C’est dans cette période que Mohammed Dahlan a adressé une lettre au ministre israélien de la Défense Shaul Mofaz ; un document dont le double a été retrouvé dans les archives privées de Dahlan lors de sa fuite. Il y écrit : « Soyez certain que les jours de Yasser Arafat sont comptés. Mais laissez-nous l’abattre à notre manière, pas à la vôtre (…) je tiendrai les promesses que j’ai faites devant le président Bush ».
Yasser Arafat nomme Ahmed Qorei Premier ministre. Le cabinet Sharon réplique en adoptant le principe de l’expulsion du président de l’Autorité palestinienne hors de Palestine. Les Palestiniens manifestent à nouveau pour leur leader. La Syrie demande au Conseil de sécurité de l’ONU d’interdire l’expulsion du président Arafat, mais les États-Unis opposent leur veto à ce projet de résolution. Par rétorsion, les avions israéliens survolent le palais présidentiel syrien et bombardent un ancien camp palestinien près de Damas.
En mars 2004, Tsahal assassine cheikh Ahmad Yassine, chef spirituel du Hamas. Ce meurtre ne peut se comprendre que comme la volonté de décapiter la branche musulmane de la Résistance de sorte qu’elle ne puisse prendre la relève lorsque la branche laïque sera elle aussi décapitée. A l’ONU, Washington oppose son veto à une résolution condamnant ce crime. Continuant sur cette lancée, Tsahal assassine le mois suivant Abdel Aziz al-Rantissi, le chef civil du Hamas.
Ariel Sharon se rend à Washington et dévoile le nouveau plan de partage de la Palestine qu’il met en œuvre depuis trois ans. Il insiste sur le fait que la continuité territoriale israélienne exige le démantèlement de colonies trop avancées et indéfendables ; et que les troupes israéliennes se retireront des territoires destinés aux Palestiniens. Il admet le projet de séparation des populations en entités ethniquement homogènes et le tracé complet du mur de séparation. Le président Bush lui donne par écrit le feu vert de Washington et ajoute que, compte tenu de « la nouvelle réalité sur le terrain », le principe de retour aux frontières établies par la communauté internationale est désormais « irréaliste ». Le fait accompli prime sur le droit.
Le Conseil de sécurité refusant de condamner les annexions de territoires derrière le mur de séparation, l’Assemblée générale saisit la Cour de La Haye pour qu’elle dise le droit.

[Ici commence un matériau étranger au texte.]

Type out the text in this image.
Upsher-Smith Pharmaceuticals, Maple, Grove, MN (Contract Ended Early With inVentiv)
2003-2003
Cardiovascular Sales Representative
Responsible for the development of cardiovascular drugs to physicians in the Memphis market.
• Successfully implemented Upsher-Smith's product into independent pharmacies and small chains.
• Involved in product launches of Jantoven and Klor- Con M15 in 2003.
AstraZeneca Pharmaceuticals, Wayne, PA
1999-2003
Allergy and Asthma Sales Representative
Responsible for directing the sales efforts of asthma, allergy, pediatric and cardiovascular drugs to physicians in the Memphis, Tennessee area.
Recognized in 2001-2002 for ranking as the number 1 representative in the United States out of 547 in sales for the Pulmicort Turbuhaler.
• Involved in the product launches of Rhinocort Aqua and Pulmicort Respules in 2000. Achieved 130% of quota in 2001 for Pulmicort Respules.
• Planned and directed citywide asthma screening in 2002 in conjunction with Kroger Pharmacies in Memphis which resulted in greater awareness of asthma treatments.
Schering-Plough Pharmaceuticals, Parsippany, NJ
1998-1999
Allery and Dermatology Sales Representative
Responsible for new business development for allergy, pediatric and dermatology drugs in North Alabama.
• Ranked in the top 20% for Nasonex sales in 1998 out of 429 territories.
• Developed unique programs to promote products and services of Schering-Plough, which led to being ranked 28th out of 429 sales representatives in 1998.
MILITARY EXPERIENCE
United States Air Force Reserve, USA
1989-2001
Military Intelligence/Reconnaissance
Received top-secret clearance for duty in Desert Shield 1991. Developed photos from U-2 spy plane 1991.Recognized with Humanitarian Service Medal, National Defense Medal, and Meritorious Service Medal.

A Ramallah, Yasser Arafat craint que le ministre de l’Intérieur du gouvernement Qorei n’ait rejoint le complot. Il décide de le démettre. Ahmed Qorei, se sentant désavoué, présente sa démission. Finalement Arafat renonce. Qorei et son équipe restent, y compris les traitres.
Erreur fatale.
Le 21 octobre 2004, Yasser Arafat est pris de vomissements. Les médecins croient d’abord à une simple grippe. Son état empire rapidement et son système immunitaire est gravement affaibli. Sur proposition de son homologue français, Jacques Chirac, il accepte de quitter la Palestine pour se faire soigner. Il sait que sa vie est en danger et que même s’il en réchappe, il ne retrouvera plus sa terre. Il est pris en charge dans un hôpital militaire spécialisé. Les médecins ne parviennent pas à isoler le poison d’autant que ses assassins lui ont également inoculé le rétrovirus du sida rendant illisibles tous les examens. Il tombe dans le coma. Sa mort est annoncée le 11 novembre 2004 à 3h30 heure de Paris. L’Élysée veille à ce que l’acte de décès stipule que le président de l’Autorité palestinienne est né à Jérusalem.
Le cabinet Sharon s’opposant à l’inhumation à Jérusalem, des obsèques internationales ont lieu au Caire et l’inhumation à Ramallah. Les Collaborateurs qui ont comploté avec l’Occupant pour le tuer vont s’emparer du pouvoir sans tarder.